Keeping up with fast-changing cybersecurity threats is a challenge in all industries, especially in the healthcare industry, where large groups of cyberthieves join forces to create more coordinated and devastating attacks. Over one-third of healthcare organizations report that they were hit by ransomware over the past 12 months, according to a recent report. Partnership HealthPlan of California was subject to one such attack, targeted by the group “Hive,” which is among the top ten global ransomware groups and known for targeting healthcare organizations. The breach resulted in the loss of 850,000 patient records or 400GBs of data stolen from the organization.
Healthcare payers are frequently the target of such attacks because they have a treasure trove of highly sensitive and valuable data. From a hacker’s perspective, the more valuable the data, the higher the likelihood of getting paid. The good news is that you can mitigate risk by understanding how thieves access systems and by rethinking existing security and safeguards.
How bad actors sneak into your systems
Cyberthieves look for the path of least resistance when searching for an entry point into your system. Why invest time in a challenging target when they can instead pivot and focus on an easier path to their goal?
The target of an attack may be a large healthcare payer, but if that company has robust security safeguards, gaining entry is difficult. However, if the healthcare payer works with third-party vendors, and some of those vendors have weak security controls, that becomes the path of least resistance — and the payer’s most significant security threat.
Organized cyberthief groups use tactics, techniques, and procedures (TTPs) to target their victims, and targeting “little fish” to get to “big fish” is a key TTP of ransomware group Hive. As a result, payers need to focus on their own security as well as that of their partners.
Using single-factor authentication or having an excellent security team in place is no longer enough to protect against evolving threats; organizations need much more to keep data safe and out of the clutches of cyberthieves.
Protecting against bad actors — best practices
In cybersecurity, we’re constantly talking about risk management. The first step to good risk management is identifying specific risks to your company and how badly an attack could affect you. This starts with a business impact analysis, where you make a list of everything important to your company, such as data, processes, assets, and more, and attempt to put a price tag on losing it.

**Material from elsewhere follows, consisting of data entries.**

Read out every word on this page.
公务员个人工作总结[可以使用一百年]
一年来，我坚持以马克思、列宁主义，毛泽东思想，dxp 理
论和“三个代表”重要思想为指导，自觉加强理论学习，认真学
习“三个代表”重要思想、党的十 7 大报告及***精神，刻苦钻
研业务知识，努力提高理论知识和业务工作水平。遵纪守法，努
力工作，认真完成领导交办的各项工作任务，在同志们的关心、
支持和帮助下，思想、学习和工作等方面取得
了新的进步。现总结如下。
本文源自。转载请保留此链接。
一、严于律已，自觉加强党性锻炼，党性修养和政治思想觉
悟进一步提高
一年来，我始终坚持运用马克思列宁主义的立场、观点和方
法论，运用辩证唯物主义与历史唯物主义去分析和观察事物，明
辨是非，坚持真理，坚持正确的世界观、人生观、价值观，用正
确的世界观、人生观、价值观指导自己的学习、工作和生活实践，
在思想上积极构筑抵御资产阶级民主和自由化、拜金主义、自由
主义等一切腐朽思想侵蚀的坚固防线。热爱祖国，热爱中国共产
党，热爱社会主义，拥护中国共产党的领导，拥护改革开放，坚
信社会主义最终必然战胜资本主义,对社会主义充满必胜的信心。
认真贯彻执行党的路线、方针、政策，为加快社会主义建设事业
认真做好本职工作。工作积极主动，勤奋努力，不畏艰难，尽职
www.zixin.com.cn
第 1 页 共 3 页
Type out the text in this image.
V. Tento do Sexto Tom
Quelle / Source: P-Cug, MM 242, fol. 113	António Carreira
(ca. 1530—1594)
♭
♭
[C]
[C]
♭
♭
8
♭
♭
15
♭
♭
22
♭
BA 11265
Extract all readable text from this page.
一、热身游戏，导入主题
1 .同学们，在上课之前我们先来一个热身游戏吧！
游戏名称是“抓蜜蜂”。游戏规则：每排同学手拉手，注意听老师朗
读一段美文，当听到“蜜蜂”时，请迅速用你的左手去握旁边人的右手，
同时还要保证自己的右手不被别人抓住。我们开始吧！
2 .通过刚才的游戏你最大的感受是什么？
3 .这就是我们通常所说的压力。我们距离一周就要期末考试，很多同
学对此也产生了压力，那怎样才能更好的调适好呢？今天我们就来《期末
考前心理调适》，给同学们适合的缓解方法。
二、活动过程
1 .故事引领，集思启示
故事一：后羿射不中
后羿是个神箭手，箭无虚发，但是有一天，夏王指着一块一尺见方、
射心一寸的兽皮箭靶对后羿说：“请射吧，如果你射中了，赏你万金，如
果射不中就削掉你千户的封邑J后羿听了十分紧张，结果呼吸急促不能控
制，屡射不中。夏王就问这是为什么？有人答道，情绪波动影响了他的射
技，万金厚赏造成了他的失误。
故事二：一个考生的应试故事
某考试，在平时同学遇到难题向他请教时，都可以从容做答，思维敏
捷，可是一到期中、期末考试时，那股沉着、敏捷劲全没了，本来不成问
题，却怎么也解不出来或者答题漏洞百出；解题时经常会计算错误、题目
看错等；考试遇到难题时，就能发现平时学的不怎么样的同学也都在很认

Understanding where a breach will cause the most damage helps you prioritize time and resources. A few best practices to consider include:
- Use multi-factor authentication for everything. Passwords aren’t sufficient, regardless of the complexity of the password or how often you change it. For example, if your password is Kiriworks with a capital “K,” modern rainbow tables can solve that offline in a little over a week, or even faster if the password is reused elsewhere.
- Create a security culture. Ninety percent of all cyberattacks start with a phishing email to an unexpected victim. Unfortunately, humans are always the weakest link. Even the best security team can’t be everywhere, and attackers have the advantage of choosing the time and the place to That’s why you need a workforce that is educated and suspicious of phishing email links.
- Trust, but verify. Do you think you can quickly recover from ransomware? Wargame test your response to identify servers and processes that need improvement. It’s better to identify potential weaknesses early and update your incident response plan than to walk into the CEO’s office to report that you’ve lost sensitive data.
Improving your security isn’t only about preventing today’s attacks but also about closing loopholes for future attacks. A healthcare payer that gets attacked, for example, may pay cyberthieves to release its data. After getting paid, the bad actor might stay in your network undetected, and if they do, chances are they will hit you again.
Evaluating existing security safeguards, improving critical areas, and better understanding third-party vendor security will help you close off the easy paths thieves can use to access your data and steal sensitive information.